Methane: CH4 Global, which turns seaweed into cattle feed that makes cows belch less methane, raised $13 million in Series A money in a round led by DCVC and DCVC Bio.

Emissions accounting: Normative, a Swedish startup that helps companies "standardize the otherwise inconsistent, expensive, and people-intensive process of carbon accounting," raised almost $12 million from 2150, ETF Partners, Lowercarbon Capital. TechCrunch has more.

5. Analyzing the green case for bike sharing

Photo of a woman unlocking a CitiBike in New York

A woman unlocks a CitiBike in New York in November 2020. Photo: John Lamparski/Getty Image

A new paper finds that New York's CitiBike bike-sharing system has prevented emissions of carbon dioxide and saved energy, Axios' Bryan Walsh reports.

The big picture: Bike sharing has become increasingly popular in cities around the world, and the research calculates the measurable effect the systems can have on climate change and other environmental challenges.

By the numbers: In a paper published Tuesday in the journal Cities, researchers calculated that from 2014 to 2017 — the first three full years of its operation — New York’s CitiBike system saved the equivalent of 13,370 tons of oil and reduced CO2 emissions by 30,070 tons.
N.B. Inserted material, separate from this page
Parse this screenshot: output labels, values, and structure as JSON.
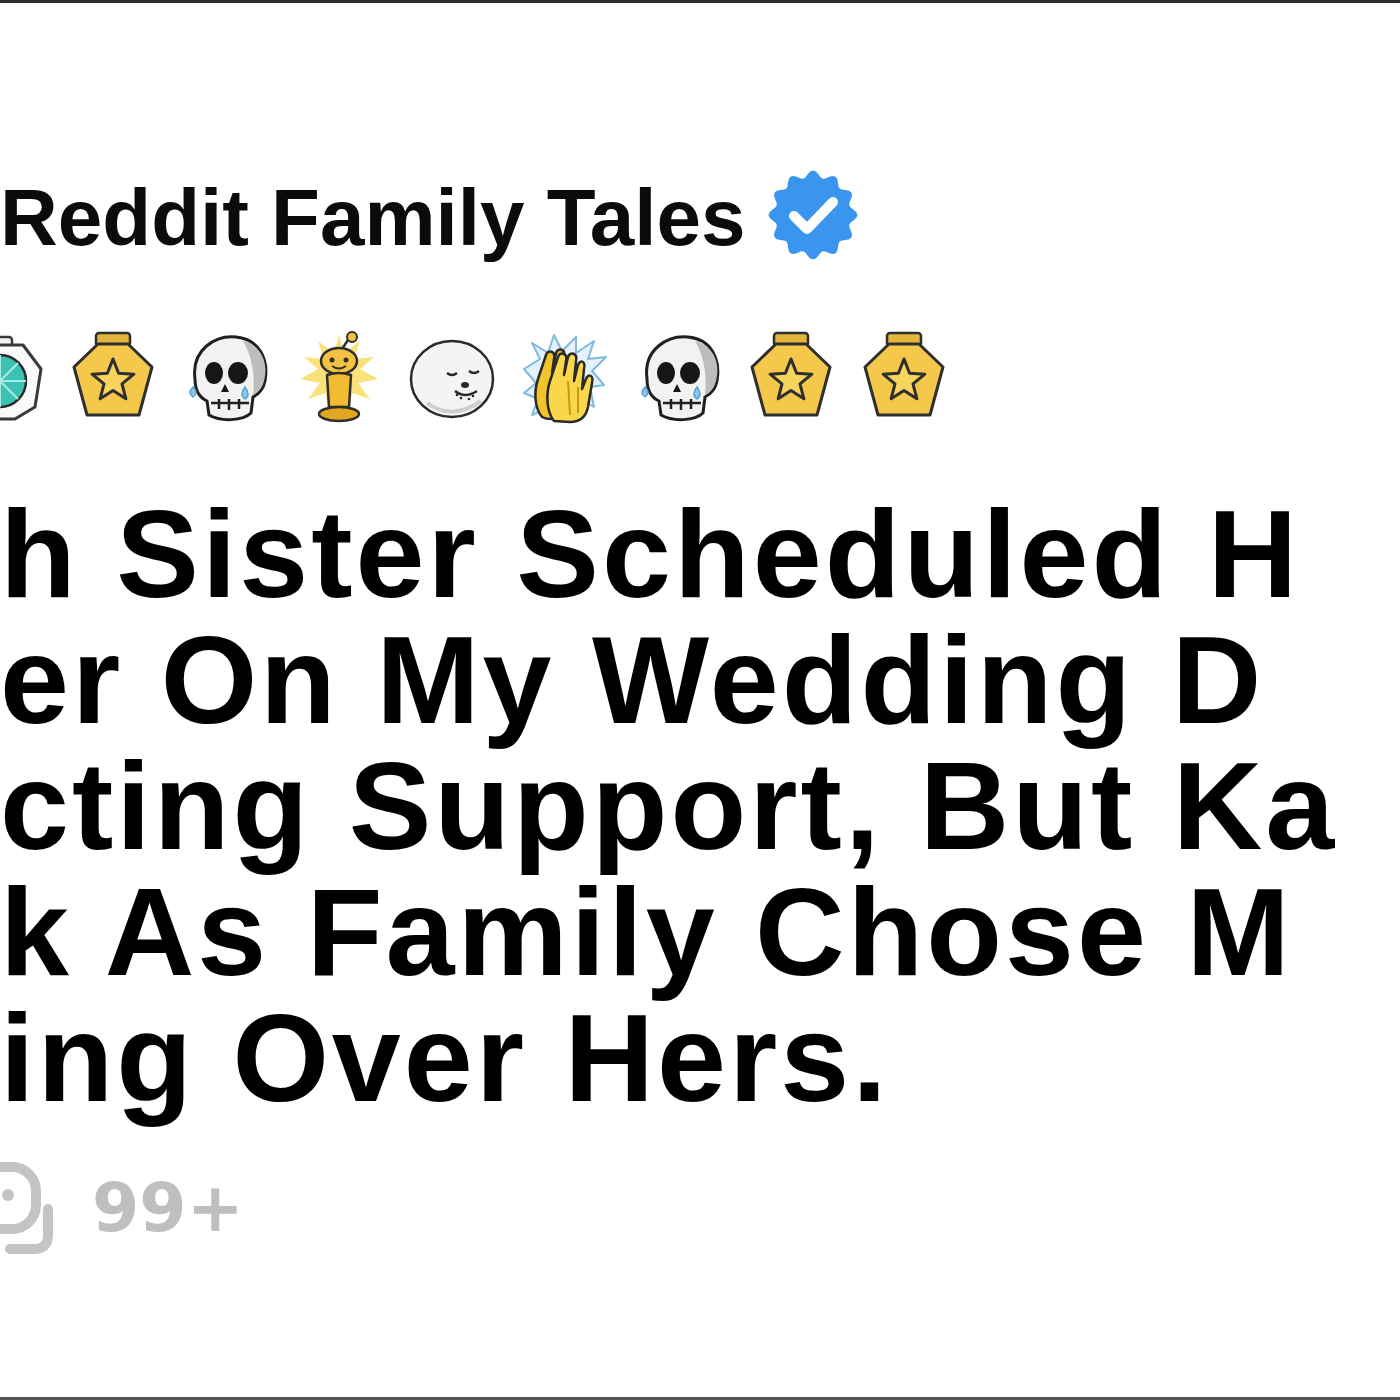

The catch: In 2017, New York City's transportation sector emitted 17.1 million tons of CO2, which means the amount saved by CitiBike is just a drop in a much larger bucket.

Read more

6. Catch up fast on policy: NEPA and crude oil

Climate: The Biden administration is planning to restore climate change protections to National Environmental Policy Act regulations that were dismantled when former President Trump was in office, Axios' Rebecca Falconer reports.

Crude oil: Via the FT, Energy Secretary Jennifer Granholm "has raised the prospect of releasing crude oil from the government’s strategic petroleum reserve to ease a surge in gasoline prices."